| HN Mirror

Y	Hacker News new \| ask \| show \| jobs

by fzliu 886 days ago

You need different indexing algorithms for different use cases - brute-force indexing, for example, is "SOTA" when it comes to recall (100%). If you have multiple use cases or if you might have domain shift, you'll want a vector database that supports multiple indexes.

Here's my 2¢:

- If you're just playing around with vector search locally and have a very small dataset, use brute-force search. Don't worry about indexes until later.

- If you have plenty of RAM and CPU cores and would like to squeeze out the most performance, use ScaNN or HNSW plus some form of quantization (product quantization or scalar quantization).

- If you have limited RAM, use IVF plus PQ or SQ.

- If you want to maintain reasonable latency but aren't very concerned about throughput, use a disk-based index such as DiskANN or Starling. https://arxiv.org/pdf/2401.02116.pdf

- If you have a GPU, use GPU-specific indexes.
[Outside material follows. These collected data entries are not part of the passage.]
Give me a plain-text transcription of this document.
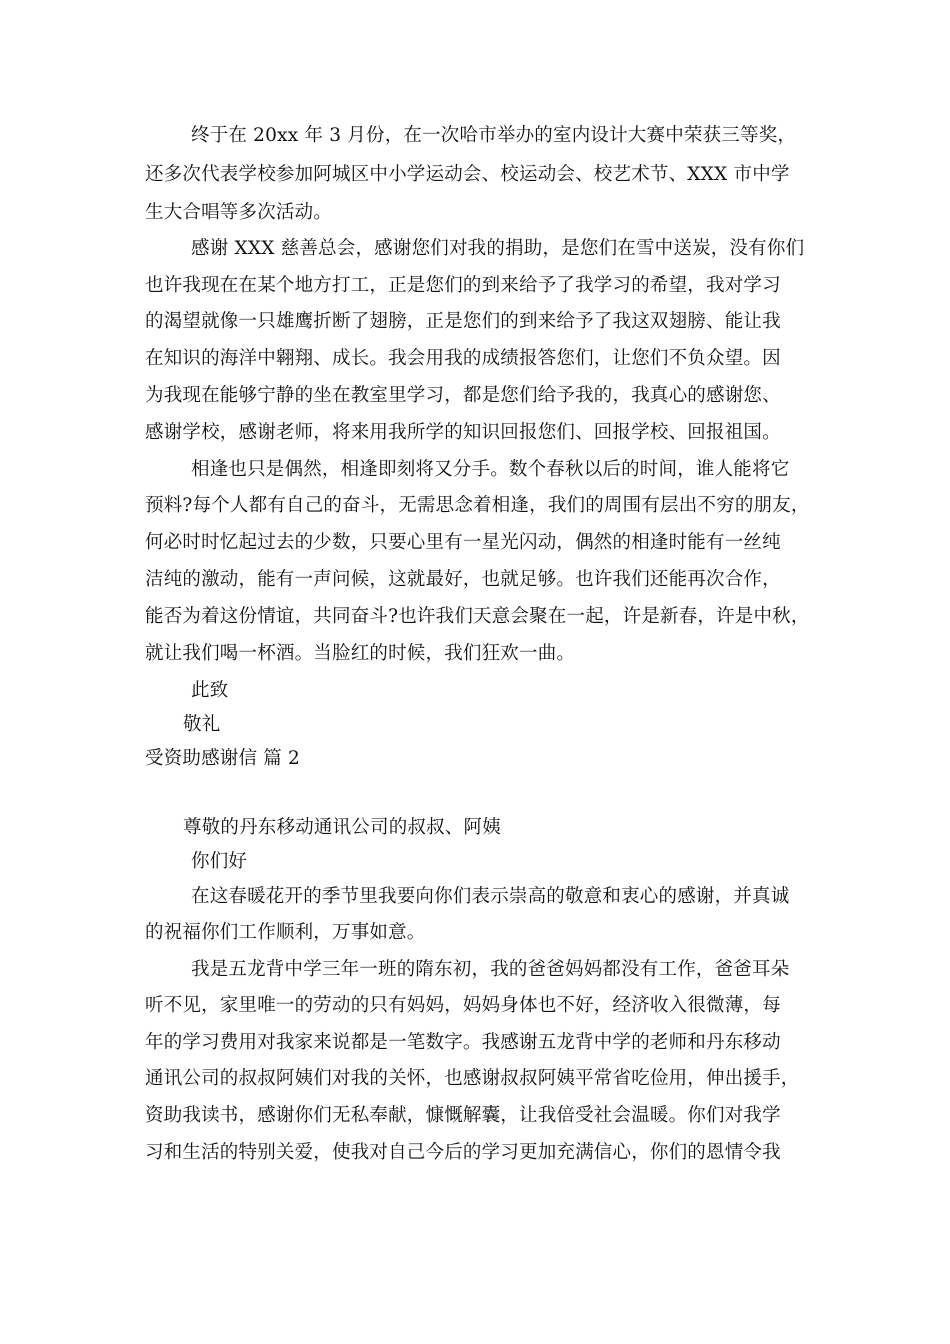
终于在 20xx 年 3 月份，在一次哈市举办的室内设计大赛中荣获三等奖，
还多次代表学校参加阿城区中小学运动会、校运动会、校艺术节、XXX 市中学
生大合唱等多次活动。
感谢 XXX 慈善总会，感谢您们对我的捐助，是您们在雪中送炭，没有你们
也许我现在在某个地方打工，正是您们的到来给予了我学习的希望，我对学习
的渴望就像一只雄鹰折断了翅膀，正是您们的到来给予了我这双翅膀、能让我
在知识的海洋中翱翔、成长。我会用我的成绩报答您们，让您们不负众望。因
为我现在能够宁静的坐在教室里学习，都是您们给予我的，我真心的感谢您、
感谢学校，感谢老师，将来用我所学的知识回报您们、回报学校、回报祖国。
相逢也只是偶然，相逢即刻将又分手。数个春秋以后的时间，谁人能将它
预料?每个人都有自己的奋斗，无需思念着相逢，我们的周围有层出不穷的朋友，
何必时时忆起过去的少数，只要心里有一星光闪动，偶然的相逢时能有一丝纯
洁纯的激动，能有一声问候，这就最好，也就足够。也许我们还能再次合作，
能否为着这份情谊，共同奋斗?也许我们天意会聚在一起，许是新春，许是中秋，
就让我们喝一杯酒。当脸红的时候，我们狂欢一曲。
此致
敬礼
受资助感谢信 篇 2
尊敬的丹东移动通讯公司的叔叔、阿姨
你们好
在这春暖花开的季节里我要向你们表示崇高的敬意和衷心的感谢，并真诚
的祝福你们工作顺利，万事如意。
我是五龙背中学三年一班的隋东初，我的爸爸妈妈都没有工作，爸爸耳朵
听不见，家里唯一的劳动的只有妈妈，妈妈身体也不好，经济收入很微薄，每
年的学习费用对我家来说都是一笔数字。我感谢五龙背中学的老师和丹东移动
通讯公司的叔叔阿姨们对我的关怀，也感谢叔叔阿姨平常省吃俭用，伸出援手，
资助我读书，感谢你们无私奉献，慷慨解囊，让我倍受社会温暖。你们对我学
习和生活的特别关爱，使我对自己今后的学习更加充满信心，你们的恩情令我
CAGRA (supported in Milvus!) seems to be one of the best. https://arxiv.org/abs/2308.15136

All of these indexes are supported in Milvus (https://milvus.io/docs/index.md), so you can pick and choose the right one for your application. Tree-based indexes such as Annoy don't seem to have a sweet spot just yet, but I think there's room for improvement in this subvertical.